バランス上下窓タイプは、一戸建ての勝手口によく使われているので、イメージしやすいのではないでしょうか?
上や下に片方のみスライドして開くタイプは、見た目もおしゃれなため洋風の家や輸入住宅に取り入れられていることが多いです。
風を取り入れるのは、窓面積の約半分となり縦長に窓枠が取れる場所に設置しやすい窓と言えます。

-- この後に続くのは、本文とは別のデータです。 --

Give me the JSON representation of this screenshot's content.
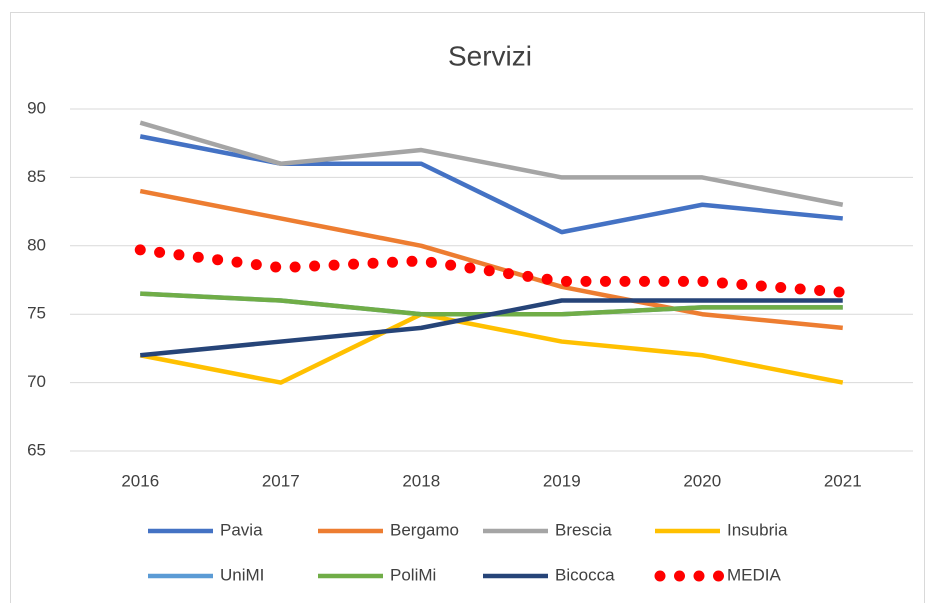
{
  "chart_data": {
    "type": "line",
    "title": "Servizi",
    "categories": [
      "2016",
      "2017",
      "2018",
      "2019",
      "2020",
      "2021"
    ],
    "series": [
      {
        "name": "Pavia",
        "color": "#4472c4",
        "values": [
          88,
          86,
          86,
          81,
          83,
          82
        ]
      },
      {
        "name": "Bergamo",
        "color": "#ed7d31",
        "values": [
          84,
          82,
          80,
          77,
          75,
          74
        ]
      },
      {
        "name": "Brescia",
        "color": "#a5a5a5",
        "values": [
          89,
          86,
          87,
          85,
          85,
          83
        ]
      },
      {
        "name": "Insubria",
        "color": "#ffc000",
        "values": [
          72,
          70,
          75,
          73,
          72,
          70
        ]
      },
      {
        "name": "UniMI",
        "color": "#5b9bd5",
        "values": [
          76.5,
          76,
          75,
          75,
          75.5,
          75.5
        ]
      },
      {
        "name": "PoliMi",
        "color": "#70ad47",
        "values": [
          76.5,
          76,
          75,
          75,
          75.5,
          75.5
        ]
      },
      {
        "name": "Bicocca",
        "color": "#264478",
        "values": [
          72,
          73,
          74,
          76,
          76,
          76
        ]
      },
      {
        "name": "MEDIA",
        "color": "#ff0000",
        "values": [
          79.7,
          78.4,
          78.9,
          77.4,
          77.4,
          76.6
        ],
        "dotted": true
      }
    ],
    "ylim": [
      65,
      90
    ],
    "yticks": [
      65,
      70,
      75,
      80,
      85,
      90
    ],
    "grid": true,
    "legend": "bottom"
  }
}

では、とてもおしゃれな外観や使い方が人気のスライド式窓には、どんなメリット、デメリットがあるのか詳しく見てみましょう。
メリット
- デザインがおしゃれ
上下に片方開くタイプのスライド式窓は、デザインがおしゃれで大変人気があります。
横幅が広いタイプはほとんどなく、同じ大きさのスライド式窓を間隔を開けながら横に並べて設置することが多いです。
- 気密性が高い
スライド式窓は、その形状から気密性が高く室温を大きく変えることは少ない窓と言えます。
他のタイプの窓にはスムーズに開口するために戸車がありますが、スライド式窓には戸車はないので隙間が出来にくく気密性と遮音性にも優れています。
- バランス上下タイプは上と下から同時に換気ができる
一戸建ての勝手口によく使われるスライド式窓は、上下が同時にスライドできるので、換気しやすい面があります。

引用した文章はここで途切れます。